The submission makes three key points:
- Native Forestry is Essential
It claims that any closure of public regrowth and transition to hardwood plantations is “completely unnecessary and unfeasible”. Supported by an economic report provided by Ernst + Young and Professor Oswin Maurer, an international expert in consumer behaviour and tourism marketing, it alleges that the benefit of closure on biodiversity, tourism and climate change “does not exist.”
- Recognise the 21st Century Potential of Timber.
The report states that Australia is the sixth most forested nation and has best-practice Ecologically Sustainable Forestment Management forestry regulations. “There is huge potential in the NSW timber industry to meet the growing demand in Australia for a sustainable, renewable, recyclable resource like timber,” Ms McCaskill said.

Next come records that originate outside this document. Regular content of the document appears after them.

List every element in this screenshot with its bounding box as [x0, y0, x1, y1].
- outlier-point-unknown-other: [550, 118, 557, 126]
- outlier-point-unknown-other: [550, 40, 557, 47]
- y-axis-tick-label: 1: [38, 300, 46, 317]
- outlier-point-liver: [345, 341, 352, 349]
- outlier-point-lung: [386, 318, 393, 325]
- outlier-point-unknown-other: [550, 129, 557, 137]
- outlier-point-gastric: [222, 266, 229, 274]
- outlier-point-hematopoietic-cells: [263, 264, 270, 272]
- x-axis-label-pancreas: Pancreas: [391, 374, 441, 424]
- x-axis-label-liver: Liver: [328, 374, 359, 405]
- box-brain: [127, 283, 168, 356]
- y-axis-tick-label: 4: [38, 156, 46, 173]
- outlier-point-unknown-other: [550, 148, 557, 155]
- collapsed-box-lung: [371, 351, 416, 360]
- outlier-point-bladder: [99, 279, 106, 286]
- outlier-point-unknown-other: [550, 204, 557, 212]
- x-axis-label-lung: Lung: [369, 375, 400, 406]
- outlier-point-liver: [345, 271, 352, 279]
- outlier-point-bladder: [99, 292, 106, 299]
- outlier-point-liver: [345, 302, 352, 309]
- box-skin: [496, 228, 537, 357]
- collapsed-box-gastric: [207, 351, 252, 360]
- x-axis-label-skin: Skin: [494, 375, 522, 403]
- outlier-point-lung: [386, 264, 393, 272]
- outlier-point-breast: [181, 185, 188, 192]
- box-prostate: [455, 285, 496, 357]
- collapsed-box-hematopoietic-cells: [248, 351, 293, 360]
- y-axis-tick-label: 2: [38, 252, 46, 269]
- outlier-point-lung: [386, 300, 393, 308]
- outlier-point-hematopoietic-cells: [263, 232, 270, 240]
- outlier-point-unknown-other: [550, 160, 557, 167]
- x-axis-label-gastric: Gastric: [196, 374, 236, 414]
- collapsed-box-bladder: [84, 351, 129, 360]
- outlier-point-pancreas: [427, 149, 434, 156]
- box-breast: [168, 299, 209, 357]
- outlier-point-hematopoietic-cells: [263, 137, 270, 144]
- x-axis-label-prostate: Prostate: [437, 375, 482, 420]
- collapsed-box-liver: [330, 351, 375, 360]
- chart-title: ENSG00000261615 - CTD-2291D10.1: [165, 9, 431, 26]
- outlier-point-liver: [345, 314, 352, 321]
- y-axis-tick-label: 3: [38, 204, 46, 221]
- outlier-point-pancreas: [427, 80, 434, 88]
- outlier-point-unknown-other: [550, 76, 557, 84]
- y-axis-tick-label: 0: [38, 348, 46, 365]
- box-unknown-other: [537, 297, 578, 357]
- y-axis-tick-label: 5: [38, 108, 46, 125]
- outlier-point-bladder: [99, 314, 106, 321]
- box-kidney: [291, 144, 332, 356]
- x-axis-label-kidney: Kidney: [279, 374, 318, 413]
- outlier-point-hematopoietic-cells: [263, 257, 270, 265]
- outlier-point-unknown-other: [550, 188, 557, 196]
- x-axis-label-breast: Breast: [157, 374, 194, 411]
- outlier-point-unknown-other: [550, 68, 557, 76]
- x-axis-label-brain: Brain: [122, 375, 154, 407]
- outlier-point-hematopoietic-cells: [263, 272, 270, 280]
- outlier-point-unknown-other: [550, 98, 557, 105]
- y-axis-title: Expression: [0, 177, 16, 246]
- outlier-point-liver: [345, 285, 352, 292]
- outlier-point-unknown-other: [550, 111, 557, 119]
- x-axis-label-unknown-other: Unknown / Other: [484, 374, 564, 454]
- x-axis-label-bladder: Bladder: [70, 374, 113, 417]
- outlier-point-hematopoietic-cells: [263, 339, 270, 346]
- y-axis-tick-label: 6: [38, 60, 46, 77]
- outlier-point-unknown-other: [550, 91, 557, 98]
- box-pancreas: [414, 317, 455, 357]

But to do this, “We need to realise this nation-building potential.”
Educate & Inform Citizens About Forestry
It also points to “falsehoods and misinformation spread against legitimate Government activities” and challenges the State Government to “counter and correct these misguided assertions in a timely and accurate manner.” According to Ms McCaskill, this is crucial to the Industry’s long-term future:
“We’re calling on the NSW Government to work constructively and consult fully with the Industry and communities in support of an economically, environmentally and socially sustainable timber industry in NSW.”
Major Study Confirms NSW Native Forestry Has Social Licence
A new report has found that the NSW native forest industry does have a social licence, with 72% of residents believing the native forest industry is a ‘legitimate industry’ and 69% recognising its importance for the economy.
The findings come from the most extensive research ever undertaken by StollzNow Research, which the North East NSW Forestry Hub appointed to provide insights into native forestry’s social licence to operate.
StollzNow Research conducted the research over three months between May and July 2023 and involved the following:
- Ten focus groups with members of the public (2 in Sydney and 8 in regional areas in North East NSW)
- 2,200 surveys, including 1,194 from North East NSW and 1,006 from Greater Sydney
- 19 interviews with Key Opinion Leaders
Crucially, after removing ‘unsure’ respondents, 86% of residents believed that native forestry was legitimate, 68% thought it was ethical, and 67% trusted the NSW native timber industry.
According to Neil Stollzmow, the cost of living (70%), cost of housing (59%), interest rates (53%) and climate change (47%) are the four major social issues of our time.
Giselle Stollzmow said participants “could not imagine a world where wood and wood-based products could be completely replaced.”
And whilst valuing timber products does not equate to a social licence, “it suggests that if these products were unavailable or considerably increased in cost, this would be noticed and questioned.”
The 250-page report, now available for download from the NSW North East Regional Hub website, outlines the complications and opportunities for forestry.